Salmanson presents light in stripes made of spots that cast extremely ambient glows. The L.E.D. lights are arranged in vertical strips that hang against the wall like pendants or as clips in a magazine or as regimental bars and awards pinned to a uniform. One can read these postulations of illumination in various ways all of which echo the simple rhythm of the rows of tiny twin lights.
The overall effect of a room full of these almost life-size presences is an effervescent experience in an all around environmental sculpture. It is the ultimate grotto — a rainbow in a cave. Dripping rhythms of turquoise, ruby and amber mimic stalagmites hanging down from the pastel lime walls. Shadows creep into recesses and bounce around the room adding a velvety haze. Jewel tones emanate from the bright bulbs as the light is heightened and simultaneously dispersed. This happens as it is refracted through an acrylic prism rod that runs down the front like a sword.
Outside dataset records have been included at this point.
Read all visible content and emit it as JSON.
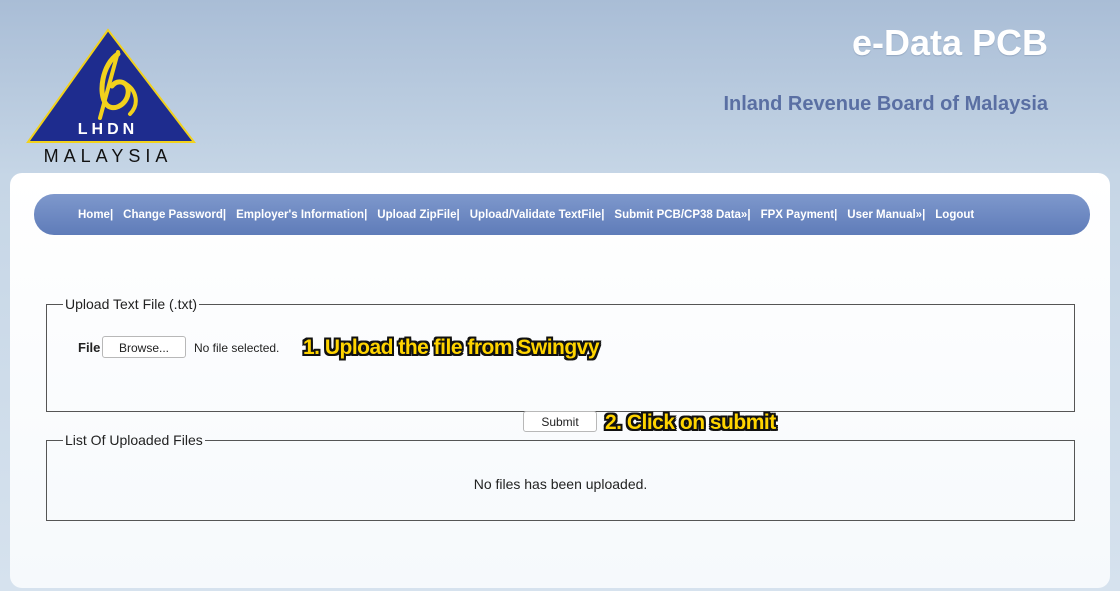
{
  "header": {
    "app_title": "e-Data PCB",
    "org_title": "Inland Revenue Board of Malaysia",
    "logo": {
      "line1": "LHDN",
      "line2": "MALAYSIA"
    }
  },
  "nav": {
    "items": [
      {
        "label": "Home",
        "sep": "|"
      },
      {
        "label": "Change Password",
        "sep": "|"
      },
      {
        "label": "Employer's Information",
        "sep": "|"
      },
      {
        "label": "Upload ZipFile",
        "sep": "|"
      },
      {
        "label": "Upload/Validate TextFile",
        "sep": "|"
      },
      {
        "label": "Submit PCB/CP38 Data»",
        "sep": "|"
      },
      {
        "label": "FPX Payment",
        "sep": "|"
      },
      {
        "label": "User Manual»",
        "sep": "|"
      },
      {
        "label": "Logout",
        "sep": ""
      }
    ]
  },
  "upload": {
    "legend": "Upload Text File (.txt)",
    "file_label": "File :",
    "browse_label": "Browse...",
    "no_file_text": "No file selected.",
    "submit_label": "Submit"
  },
  "annotations": {
    "step1": "1. Upload the file from Swingvy",
    "step2": "2. Click on submit"
  },
  "uploaded_list": {
    "legend": "List Of Uploaded Files",
    "empty_message": "No files has been uploaded."
  },
  "colors": {
    "logo_triangle": "#1e2c8e",
    "logo_accent": "#f2d21c",
    "nav_bar": "#6b86c0",
    "org_title": "#5a6fa3",
    "annotation": "#ffd400"
  }
}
This clear bar adds symmetry and weight and acts as a lens that the light passes through on its journey to our eyes.
Our relationship with the mix-up of yummy colors and the response it evokes is key to these "Luminous Layers," as some of the pieces are called. Las Vegas, fairy tale, pool hall, stained glass. Salmanson knows how to present the emblematic in a choreographed sense that makes sculpture out of color.
Both artists' installations seem to have one direction in common — museums!